A top crypto exec shares why GameFi is so hot right now – and lists 2 reasons why play-to-earn-games like Axie Infinity are taking the market by storm | Currency News | Financial and Business News

Play-to-earn games like Axie Infinity allow users to make real money by earning tokens, creating NFTs, and selling them.
Play-to-earn games like Axie Infinity allow users to make real money by earning tokens, creating NFTs, and selling them.

  • “GameFi” could transform gaming business models and power the digital economy, according to Huobi’s Jeff Mei.
  • Investors are fired up by the rapid use case of decentralized finance and excitement around making money off NFT games like Axie Infinity.
  • With a $10 million fund, Huobi aims to scale startups working on GameFi – or blockchain-based gaming integrated with DeFi mechanisms.

GameFi is one of the hottest technologies in the crypto ecospace, and early investors can expect gaming-related collectibles to power virtual economies, according to Jeff Mei, director of global strategy at crypto exchange Huobi.

“Users want the hottest, most innovative, the most creative, the most promising assets on the market,” he told Insider in a recent interview.

GameFi, the intersection of decentralized finance and the gaming industry, is attracting mass attention from the crypto community and the biggest gaming guilds in the sector.

The business model allows for players to obtain a share of the dividends brought in from game development, with their most common feature being “play to earn”.

Mei laid out two reasons behind its rise: the evolution of financial mechanisms in games, and users liking that they can make money by playing.

He said Huobi, which has a $10 million fund dedicated to emerging GameFi projects, is invested in coaching and incubating several early-stage projects because “this is going to be a very hot industry.”

Huobi’s fund will back GameFi projects in the start-up stage to make an impact in the blockchain world, via marketing and PR support, financial and legal advice, and introductions to potential partners.

“Our investment teams and our research teams are always working around the clock to find these products,” Mei said. Supernova, Immutable, and Rangers Protocol are some of the first projects Huobi’s investment arm funded.

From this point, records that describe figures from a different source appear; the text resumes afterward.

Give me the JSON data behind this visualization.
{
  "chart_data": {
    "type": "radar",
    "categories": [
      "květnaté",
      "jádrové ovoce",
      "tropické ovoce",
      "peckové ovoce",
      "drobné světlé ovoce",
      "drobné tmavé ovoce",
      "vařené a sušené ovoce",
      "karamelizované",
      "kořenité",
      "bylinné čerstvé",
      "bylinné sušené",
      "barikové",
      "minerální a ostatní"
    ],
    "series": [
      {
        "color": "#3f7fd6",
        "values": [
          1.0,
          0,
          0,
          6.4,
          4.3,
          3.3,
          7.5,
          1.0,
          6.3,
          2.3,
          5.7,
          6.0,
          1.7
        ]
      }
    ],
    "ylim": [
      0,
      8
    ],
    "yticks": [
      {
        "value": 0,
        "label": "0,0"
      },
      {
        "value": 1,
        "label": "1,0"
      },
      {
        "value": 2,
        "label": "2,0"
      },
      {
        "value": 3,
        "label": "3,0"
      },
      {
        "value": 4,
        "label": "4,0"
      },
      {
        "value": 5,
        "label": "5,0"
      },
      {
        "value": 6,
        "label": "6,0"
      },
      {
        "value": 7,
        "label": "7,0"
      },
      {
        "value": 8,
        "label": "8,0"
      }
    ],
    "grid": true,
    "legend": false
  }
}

Jeff Mei, Huobi's director of global strategy.
Jeff Mei, Huobi’s director of global strategy.

“We want to help users find the best projects that might have value, the best projects that might have some type of innovation, some type of quick adoption,” he said. “There’s so many projects out there that are ‘vaporware’ – they’re fake. They just want to make money and run away.”

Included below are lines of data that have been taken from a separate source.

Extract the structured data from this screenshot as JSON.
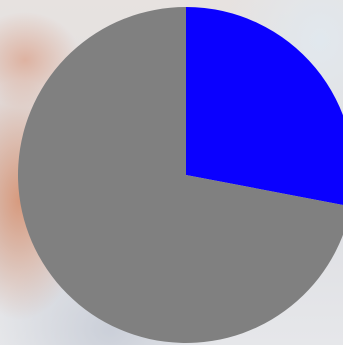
{
  "chart_data": {
    "type": "pie",
    "values": [
      28,
      72
    ],
    "colors": [
      "#0a00ff",
      "#808080"
    ],
    "start_angle_deg": 0,
    "direction": "clockwise"
  }
}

Huobi, which was founded in China in 2013, no longer operates in its country of origin. The exchange is now looking to expand its presence in countries with high crypto adoption rates and a large retail trader base, including India, Vietnam, and Turkey.

Mei explained that the rationale behind Huobi’s expansion strategy, which seems concentrated in Southeast Asia, is that GameFi has huge potential in the region. “We’ll be focusing a lot on more retail uses,” he said. “For example, in Vietnam right now, one of the most popular GameFi projects is Axie Infinity.”

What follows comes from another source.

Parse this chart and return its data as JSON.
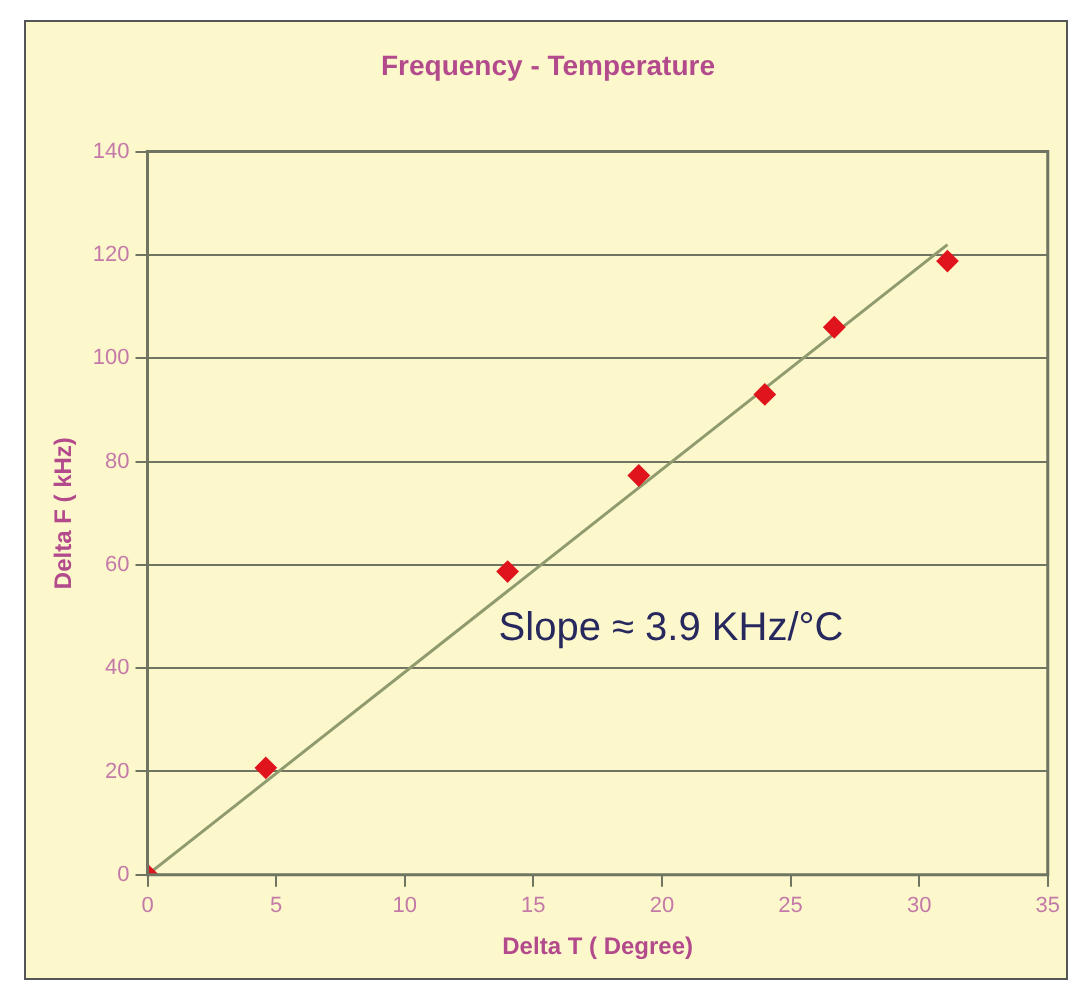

The ethereum-based game, created by Vietnamese developer Sky Mavis, saw its daily active users top a stunning 1 million for the first time in August, in just three years of its launch.

The game’s main characters are axolotls called Axies, which are non-fungible tokens, or NFTs, that can be sold or purchased.

NFT collections have surged this year, driven by burgeoning demand for play-to-earn games, or as some call it – GameFi. The NFT market hit a record $2.5 billion in sales by July 2021, versus just $13.7 million in the first half of 2020, according to NonFungible.com. Huobi is set to launch its own NFT marketplace in November.

That boom comes from the emergence of layer 2 scaling solutions for ethereum, which has allowed crypto enthusiasts and web 3.0 gamers to trade and mint NFTs without exorbitant transaction fees.

“Gaming has always been hot in Southeast Asia, for example in Korea and Japan. That’s the kind of area where we want to go in,” Mei said.

While Huobi itself is building some unique projects, it’s mostly testing the waters with new, cutting-edge players.